L'Équateur a affirmé que les États représentés à la présente réunion étaient venus avant tout pour apprendre. Le pays a estimé qu'un meilleur travail de coordination entre les deux Comités était désirable.
Un expert a jugé positif que les organes conventionnels ne pâtissent pas de la politisation des débats fréquemment déplorée dans un organe politique comme le Conseil des droits de l'homme. On ne manie pas les allégations; on ne condamne personne au sein des Comités, a-t-il souligné. Les experts sont bien conscients que si certains droits ne peuvent attendre, s'agissant de la lutte contre la discrimination par exemple, la réalisation de certains droits économiques, sociaux et culturels prend en revanche du temps; les experts savent faire preuve de patience, a ajouté cet expert.
À l'instar d'intervenants l'ayant précédé, un expert du Comité des droits de l'homme a souligné la nécessité d'établir une jurisprudence commune entre les deux Comités.
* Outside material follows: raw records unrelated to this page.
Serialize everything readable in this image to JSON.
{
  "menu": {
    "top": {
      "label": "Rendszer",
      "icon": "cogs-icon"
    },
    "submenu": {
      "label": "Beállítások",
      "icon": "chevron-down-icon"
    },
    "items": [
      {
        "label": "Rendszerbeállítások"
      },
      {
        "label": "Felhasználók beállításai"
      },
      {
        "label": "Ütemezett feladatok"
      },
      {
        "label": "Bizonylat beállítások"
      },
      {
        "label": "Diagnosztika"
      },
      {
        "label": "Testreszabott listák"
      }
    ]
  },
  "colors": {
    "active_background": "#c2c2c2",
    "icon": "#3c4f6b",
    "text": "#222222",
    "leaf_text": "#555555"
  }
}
Enfin, une experte du Comité du droits économiques, sociaux et culturels a proposé que soit organisée une prochaine réunion conjointe afin que les deux organes échangent sur la manière dont ils traitent les «communications», à savoir les plaintes individuelles en vertu des Protocoles facultatifs aux Pactes. Un expert du Comité des droits de l'homme a émis l'espoir qu'il y aurait d'autres réunions conjointes avant 2026.
Concluant la réunion, le Président du Comité des droits de l'homme, M. SALVIOLI, a souligné qu'en matière de droits de l'homme, il fallait veiller à persévérer afin de toujours progresser. Les Comités ne peuvent continuer de travailler comme il y a quarante ans: les organes de droits de l'homme doivent se concerter, a-t-il affirmé. Tous les droits de l'homme sont essentiels et personne ne peut affirmer que la liberté d'expression soit plus importante que le droit à l'alimentation, par exemple, a souligné M. Salvioli.
M. SADI, Président du Comité des droits économiques, sociaux et culturels, a quant à lui souligné la nécessité de faire en sorte que l'événement de ce jour ne soit pas un fait unique. Si l'on est convaincu que ce rendez-vous a constitué quelque chose de précieux, il faut faire en sorte de renforcer les liens entre les deux Comités, a-t-il insisté. Il faut en particulier agir en direction d'une jurisprudence commune pour aller vers l'unification des missions et des objectifs communs des deux instances, a-t-il conclu.